Still, uptake of structured reporting related to nuclear stress imaging reports has been slow. A recent study by Maddux et al showed that only about 60% of accredited institutions are compliant with IAC Nuclear/PET reporting standards.6 This percentage for non-accredited institutions is likely even lower. Improving compliance with reporting of required data elements—many of which are designed to augment clinician’s assessment of post-test risk—will be essential to the success of NLP tools for processing risk. Special attention should be paid to the impression section, not only because this would simplify NLP systems as described above, but because this is an essential section of the report and the first place ordering providers look for information.18,19

This study should be considered in light of the following limitations. First, the study population was limited to Veterans seeking care within the VA, and our results are perhaps not generalizable to other care provision settings. Second, we lacked data on institutional, patient, and provider factors that may have contributed to a report’s adequacy, such as the experience and specialty of the report author. Future studies may seek to identify reporting provider- and system-level characteristics associated with higher-quality reporting. Third, we restricted our analysis to those reporting elements most directly applicable to the determination of risk and subsequent clinical care. Future study may identify gaps in other technical aspects of reporting that relate to procedural safety. Fourth, our analysis does not consider that increased attention to appropriateness of invasive coronary procedures may, over time, result in a greater proportion of reports incorporating a risk assessment. A logical next step in this work would be to examine temporal trends in the reporting of post-test risk. Finally, our work does not directly inform the impact of poor documentation on subsequent clinical care. Future work should seek to understand the impact of poor documentation quality on the quality of downstream care.

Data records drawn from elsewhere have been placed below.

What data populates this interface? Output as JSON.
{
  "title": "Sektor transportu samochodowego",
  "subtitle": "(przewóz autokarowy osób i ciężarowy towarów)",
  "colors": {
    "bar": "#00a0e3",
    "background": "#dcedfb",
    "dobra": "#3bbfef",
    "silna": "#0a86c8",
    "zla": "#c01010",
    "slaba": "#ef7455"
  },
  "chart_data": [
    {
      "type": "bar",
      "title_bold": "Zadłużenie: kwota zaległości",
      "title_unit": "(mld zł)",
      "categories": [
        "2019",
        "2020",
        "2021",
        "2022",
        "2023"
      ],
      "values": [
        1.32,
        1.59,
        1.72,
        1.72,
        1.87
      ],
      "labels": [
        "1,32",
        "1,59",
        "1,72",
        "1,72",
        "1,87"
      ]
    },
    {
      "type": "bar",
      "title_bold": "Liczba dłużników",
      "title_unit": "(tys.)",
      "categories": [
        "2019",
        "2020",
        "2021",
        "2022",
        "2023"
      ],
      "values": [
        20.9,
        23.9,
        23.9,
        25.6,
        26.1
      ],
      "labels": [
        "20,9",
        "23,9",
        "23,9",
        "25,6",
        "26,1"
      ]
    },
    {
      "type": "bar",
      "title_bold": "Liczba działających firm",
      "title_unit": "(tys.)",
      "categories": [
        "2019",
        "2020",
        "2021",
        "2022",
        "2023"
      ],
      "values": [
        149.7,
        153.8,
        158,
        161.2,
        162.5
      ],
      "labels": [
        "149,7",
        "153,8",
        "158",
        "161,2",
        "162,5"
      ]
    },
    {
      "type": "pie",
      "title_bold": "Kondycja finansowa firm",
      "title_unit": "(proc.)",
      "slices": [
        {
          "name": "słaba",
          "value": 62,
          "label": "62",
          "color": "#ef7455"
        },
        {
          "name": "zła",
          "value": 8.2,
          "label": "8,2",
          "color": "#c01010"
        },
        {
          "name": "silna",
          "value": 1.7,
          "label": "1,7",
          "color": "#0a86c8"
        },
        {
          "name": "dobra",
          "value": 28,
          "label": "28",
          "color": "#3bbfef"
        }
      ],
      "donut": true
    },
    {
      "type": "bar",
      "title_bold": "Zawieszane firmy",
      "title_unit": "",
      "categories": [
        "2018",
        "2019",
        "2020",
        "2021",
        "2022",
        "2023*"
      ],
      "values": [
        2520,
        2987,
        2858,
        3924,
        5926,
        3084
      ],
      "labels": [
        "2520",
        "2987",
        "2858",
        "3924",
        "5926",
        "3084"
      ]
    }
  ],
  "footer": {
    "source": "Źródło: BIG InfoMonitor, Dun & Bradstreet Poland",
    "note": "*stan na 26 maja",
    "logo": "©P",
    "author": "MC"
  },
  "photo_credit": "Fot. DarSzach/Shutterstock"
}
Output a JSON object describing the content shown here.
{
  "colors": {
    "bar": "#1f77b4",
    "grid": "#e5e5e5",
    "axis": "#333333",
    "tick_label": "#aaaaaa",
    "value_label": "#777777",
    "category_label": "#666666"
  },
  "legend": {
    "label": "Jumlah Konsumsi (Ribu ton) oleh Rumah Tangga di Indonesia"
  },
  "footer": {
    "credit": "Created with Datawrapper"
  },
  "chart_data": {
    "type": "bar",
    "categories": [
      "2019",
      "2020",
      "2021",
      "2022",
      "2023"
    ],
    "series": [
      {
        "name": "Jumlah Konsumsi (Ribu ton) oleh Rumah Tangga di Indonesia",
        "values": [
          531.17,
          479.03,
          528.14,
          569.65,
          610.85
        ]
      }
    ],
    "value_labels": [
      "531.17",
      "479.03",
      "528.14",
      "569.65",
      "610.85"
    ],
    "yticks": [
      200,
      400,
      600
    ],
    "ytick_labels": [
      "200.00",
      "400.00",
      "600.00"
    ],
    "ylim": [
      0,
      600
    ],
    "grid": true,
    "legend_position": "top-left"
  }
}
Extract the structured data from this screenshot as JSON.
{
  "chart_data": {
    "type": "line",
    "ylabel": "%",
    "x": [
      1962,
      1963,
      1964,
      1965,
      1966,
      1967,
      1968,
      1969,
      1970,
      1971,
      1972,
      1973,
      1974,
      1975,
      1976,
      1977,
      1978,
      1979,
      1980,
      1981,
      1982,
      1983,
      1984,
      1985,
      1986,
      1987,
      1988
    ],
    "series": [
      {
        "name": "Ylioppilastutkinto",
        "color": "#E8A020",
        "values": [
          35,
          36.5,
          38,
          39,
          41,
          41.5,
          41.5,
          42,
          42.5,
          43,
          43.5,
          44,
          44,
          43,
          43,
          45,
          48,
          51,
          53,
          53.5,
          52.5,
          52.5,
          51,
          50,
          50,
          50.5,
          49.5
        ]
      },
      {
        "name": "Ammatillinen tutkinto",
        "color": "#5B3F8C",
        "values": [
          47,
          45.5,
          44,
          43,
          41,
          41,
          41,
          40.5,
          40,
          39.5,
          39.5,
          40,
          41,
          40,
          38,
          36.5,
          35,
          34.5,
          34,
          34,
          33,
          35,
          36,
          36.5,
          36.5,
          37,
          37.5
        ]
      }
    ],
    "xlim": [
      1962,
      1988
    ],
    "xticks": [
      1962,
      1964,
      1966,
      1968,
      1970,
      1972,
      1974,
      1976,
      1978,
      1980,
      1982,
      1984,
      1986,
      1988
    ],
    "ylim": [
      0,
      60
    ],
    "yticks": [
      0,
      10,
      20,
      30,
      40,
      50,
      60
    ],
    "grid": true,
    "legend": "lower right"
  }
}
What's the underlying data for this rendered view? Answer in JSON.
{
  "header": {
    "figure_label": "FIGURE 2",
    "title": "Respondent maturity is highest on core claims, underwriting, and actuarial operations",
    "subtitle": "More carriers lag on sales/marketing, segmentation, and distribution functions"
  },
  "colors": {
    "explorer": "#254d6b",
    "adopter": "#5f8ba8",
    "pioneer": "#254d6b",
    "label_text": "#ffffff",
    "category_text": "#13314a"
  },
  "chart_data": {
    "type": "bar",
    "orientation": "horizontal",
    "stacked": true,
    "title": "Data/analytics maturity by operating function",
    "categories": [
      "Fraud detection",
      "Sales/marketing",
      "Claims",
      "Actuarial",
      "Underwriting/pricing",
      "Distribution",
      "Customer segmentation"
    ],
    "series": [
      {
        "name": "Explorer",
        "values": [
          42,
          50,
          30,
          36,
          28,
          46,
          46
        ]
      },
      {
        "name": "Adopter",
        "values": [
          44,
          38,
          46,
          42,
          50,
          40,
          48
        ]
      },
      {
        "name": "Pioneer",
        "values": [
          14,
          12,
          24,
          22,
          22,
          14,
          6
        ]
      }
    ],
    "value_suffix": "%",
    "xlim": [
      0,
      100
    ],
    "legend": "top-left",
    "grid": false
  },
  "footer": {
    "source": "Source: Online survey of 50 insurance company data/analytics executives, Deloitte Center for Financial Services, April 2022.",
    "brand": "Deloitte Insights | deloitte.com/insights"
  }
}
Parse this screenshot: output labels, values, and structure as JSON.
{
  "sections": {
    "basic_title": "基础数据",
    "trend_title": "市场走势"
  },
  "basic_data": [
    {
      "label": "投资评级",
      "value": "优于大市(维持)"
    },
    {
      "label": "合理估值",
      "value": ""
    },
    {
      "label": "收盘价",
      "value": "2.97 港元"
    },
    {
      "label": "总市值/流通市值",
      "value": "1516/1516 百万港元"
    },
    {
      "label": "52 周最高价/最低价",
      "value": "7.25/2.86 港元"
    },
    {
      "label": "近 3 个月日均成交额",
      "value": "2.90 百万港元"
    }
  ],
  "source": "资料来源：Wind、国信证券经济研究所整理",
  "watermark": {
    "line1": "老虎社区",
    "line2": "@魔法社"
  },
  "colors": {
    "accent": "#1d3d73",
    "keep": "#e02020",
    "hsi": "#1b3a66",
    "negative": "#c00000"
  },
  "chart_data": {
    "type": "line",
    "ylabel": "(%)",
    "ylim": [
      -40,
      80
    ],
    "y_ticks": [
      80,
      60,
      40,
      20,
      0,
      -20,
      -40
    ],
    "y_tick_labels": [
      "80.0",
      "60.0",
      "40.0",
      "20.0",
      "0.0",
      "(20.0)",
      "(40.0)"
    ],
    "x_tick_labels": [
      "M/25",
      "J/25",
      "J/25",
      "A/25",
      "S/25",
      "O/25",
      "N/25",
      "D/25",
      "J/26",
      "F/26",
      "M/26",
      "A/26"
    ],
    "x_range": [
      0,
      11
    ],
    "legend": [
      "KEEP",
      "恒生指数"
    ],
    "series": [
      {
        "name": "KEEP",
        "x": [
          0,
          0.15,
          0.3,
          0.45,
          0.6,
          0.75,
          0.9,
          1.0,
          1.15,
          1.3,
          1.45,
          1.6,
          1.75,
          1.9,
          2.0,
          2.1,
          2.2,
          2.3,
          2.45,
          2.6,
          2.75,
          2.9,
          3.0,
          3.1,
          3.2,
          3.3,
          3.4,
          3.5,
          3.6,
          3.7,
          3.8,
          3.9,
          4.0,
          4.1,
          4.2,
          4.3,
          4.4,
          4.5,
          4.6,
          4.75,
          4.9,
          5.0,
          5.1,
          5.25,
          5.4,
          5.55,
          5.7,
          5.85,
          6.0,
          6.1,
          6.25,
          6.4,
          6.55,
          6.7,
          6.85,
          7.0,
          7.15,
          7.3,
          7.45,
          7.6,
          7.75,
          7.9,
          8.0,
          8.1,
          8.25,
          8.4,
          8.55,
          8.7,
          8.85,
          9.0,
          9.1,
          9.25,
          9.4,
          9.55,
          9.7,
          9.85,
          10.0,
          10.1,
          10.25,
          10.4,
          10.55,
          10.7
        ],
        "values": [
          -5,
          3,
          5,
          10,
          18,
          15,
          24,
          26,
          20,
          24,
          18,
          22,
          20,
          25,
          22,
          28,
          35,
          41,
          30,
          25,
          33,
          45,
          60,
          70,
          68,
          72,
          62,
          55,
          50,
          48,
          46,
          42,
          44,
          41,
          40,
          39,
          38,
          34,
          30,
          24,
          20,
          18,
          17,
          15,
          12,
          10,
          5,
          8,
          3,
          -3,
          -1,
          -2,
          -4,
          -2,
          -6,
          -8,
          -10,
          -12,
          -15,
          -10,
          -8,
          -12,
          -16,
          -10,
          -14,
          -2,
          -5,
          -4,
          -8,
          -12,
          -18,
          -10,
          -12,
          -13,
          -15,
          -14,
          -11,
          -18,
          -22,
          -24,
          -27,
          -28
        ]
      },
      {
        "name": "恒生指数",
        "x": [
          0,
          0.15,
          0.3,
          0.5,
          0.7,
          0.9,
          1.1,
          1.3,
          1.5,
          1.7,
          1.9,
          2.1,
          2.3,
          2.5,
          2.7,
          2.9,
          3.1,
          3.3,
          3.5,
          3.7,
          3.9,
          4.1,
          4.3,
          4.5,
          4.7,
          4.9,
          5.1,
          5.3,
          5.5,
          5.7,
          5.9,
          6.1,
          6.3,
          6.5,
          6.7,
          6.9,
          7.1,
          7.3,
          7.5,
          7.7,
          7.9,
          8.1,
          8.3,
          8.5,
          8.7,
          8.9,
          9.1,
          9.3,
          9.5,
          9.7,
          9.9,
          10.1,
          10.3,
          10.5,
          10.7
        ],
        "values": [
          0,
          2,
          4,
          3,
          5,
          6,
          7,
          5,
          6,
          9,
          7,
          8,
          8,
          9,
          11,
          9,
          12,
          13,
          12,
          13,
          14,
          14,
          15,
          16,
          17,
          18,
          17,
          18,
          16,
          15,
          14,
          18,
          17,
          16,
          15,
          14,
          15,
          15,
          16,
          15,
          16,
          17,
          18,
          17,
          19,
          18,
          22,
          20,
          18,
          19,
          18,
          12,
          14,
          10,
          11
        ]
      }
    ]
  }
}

In conclusion, this study demonstrates that most stress MPI reports do not provide an estimate of ischemic risk even though these reports contain the basic data required for such a summary interpretation. Broader application of structured data reporting will improve the quality and consistency of stress test documentation. In doing so, these efforts may also facilitate using natural language processing systems to compute and reliably communicate post-test ischemic risk.

New Knowledge Gained

In a sample of stress MPI reports in the VA, two independent reviewers agreed that reports often contained the basic elements necessary to make a summary interpretation of post-test risk, but these summary results were rarely reported by interpreting providers. This suggests an opportunity for Natural Language Processing (NLP) tools to assist with providing a summary interpretation. Greater standardization of report content and syntax will assist these efforts.